Appropriations Committees Review Small Budget Adjustment Act
Department of Finance and Management Commissioner Adam Greshin visited both the House and Senate Appropriation Committees this week to review the administration’s proposed Budget Adjustment Act for this year. Greshin characterized the adjustment as modest, involving only $6.19 million of last year’s $5.7 billion budget.
The proposed Budget Adjustment Act would apply savings from lower than estimated use of Homeowners, Renters, and Current Use Rebates combined with debt service savings due to a delay in debt issuance to retire current program and department deficits. Greshin said the administration didn’t think it was wise to use the money for new programs or new appropriations.

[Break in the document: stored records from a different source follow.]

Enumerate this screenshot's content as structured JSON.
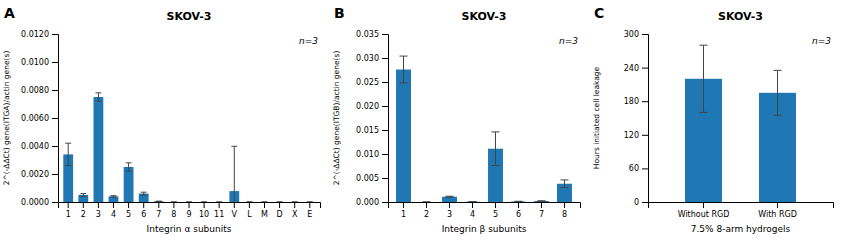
{
  "chart_data": [
    {
      "type": "bar",
      "title": "SKOV-3",
      "annotations": [
        "A",
        "n=3"
      ],
      "xlabel": "Integrin α subunits",
      "ylabel": "2^(-ΔΔCt) gene(ITGA)/actin gene(s)",
      "categories": [
        "1",
        "2",
        "3",
        "4",
        "5",
        "6",
        "7",
        "8",
        "9",
        "10",
        "11",
        "V",
        "L",
        "M",
        "D",
        "X",
        "E"
      ],
      "values": [
        0.0034,
        0.0005,
        0.0075,
        0.0004,
        0.0025,
        0.0006,
        5e-05,
        0.0,
        0.0,
        0.0,
        0.0,
        0.00078,
        0.0,
        0.0,
        0.0,
        0.0,
        0.0
      ],
      "errors": [
        0.0008,
        0.0001,
        0.0003,
        5e-05,
        0.0003,
        0.0001,
        1e-05,
        0.0,
        0.0,
        0.0,
        0.0,
        0.0032,
        0.0,
        0.0,
        0.0,
        0.0,
        0.0
      ],
      "ylim": [
        0,
        0.012
      ],
      "yticks": [
        {
          "value": 0.0,
          "label": "0.0000"
        },
        {
          "value": 0.002,
          "label": "0.0020"
        },
        {
          "value": 0.004,
          "label": "0.0040"
        },
        {
          "value": 0.006,
          "label": "0.0060"
        },
        {
          "value": 0.008,
          "label": "0.0080"
        },
        {
          "value": 0.01,
          "label": "0.0100"
        },
        {
          "value": 0.012,
          "label": "0.0120"
        }
      ],
      "grid": false
    },
    {
      "type": "bar",
      "title": "SKOV-3",
      "annotations": [
        "B",
        "n=3"
      ],
      "xlabel": "Integrin β subunits",
      "ylabel": "2^(-ΔΔCt) gene(ITGB)/actin gene(s)",
      "categories": [
        "1",
        "2",
        "3",
        "4",
        "5",
        "6",
        "7",
        "8"
      ],
      "values": [
        0.0276,
        0.0,
        0.0011,
        5e-05,
        0.0111,
        0.0001,
        0.0002,
        0.0038
      ],
      "errors": [
        0.0028,
        0.0,
        0.0001,
        1e-05,
        0.0035,
        5e-05,
        5e-05,
        0.0008
      ],
      "ylim": [
        0,
        0.035
      ],
      "yticks": [
        {
          "value": 0.0,
          "label": "0.000"
        },
        {
          "value": 0.005,
          "label": "0.005"
        },
        {
          "value": 0.01,
          "label": "0.010"
        },
        {
          "value": 0.015,
          "label": "0.015"
        },
        {
          "value": 0.02,
          "label": "0.020"
        },
        {
          "value": 0.025,
          "label": "0.025"
        },
        {
          "value": 0.03,
          "label": "0.030"
        },
        {
          "value": 0.035,
          "label": "0.035"
        }
      ],
      "grid": false
    },
    {
      "type": "bar",
      "title": "SKOV-3",
      "annotations": [
        "C",
        "n=3"
      ],
      "xlabel": "7.5% 8-arm hydrogels",
      "ylabel": "Hours initiated cell leakage",
      "categories": [
        "Without RGD",
        "With RGD"
      ],
      "values": [
        220,
        195
      ],
      "errors": [
        60,
        40
      ],
      "ylim": [
        0,
        300
      ],
      "yticks": [
        0,
        60,
        120,
        180,
        240,
        300
      ],
      "grid": false
    }
  ]
}
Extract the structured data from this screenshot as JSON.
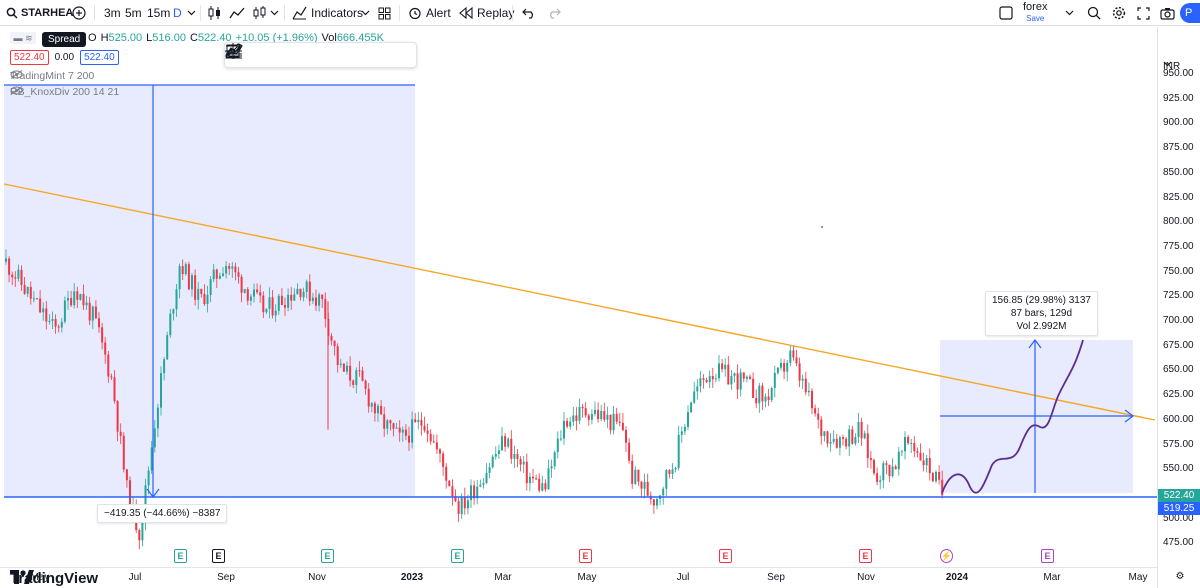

Areas receiving additional funding would include:
- $300,000 to the Agency of Education to contract with the University of Vermont to perform an education weighting study that was legislated last session, but was not performed because Secretary Holcombe stated that the agency did not have adequate resources to conduct the mandate;
- $3.18 million reserved to pay Vermont Life debt unless the governor chooses to use the funds for “other Vermont marketing efforts;”
- $810,000 to the Emergency Relief and Assistance Fund for continued expected Irene claims; and
- $410,000 to the Tobacco Trust Fund (which has FY19 obligations but zero balance).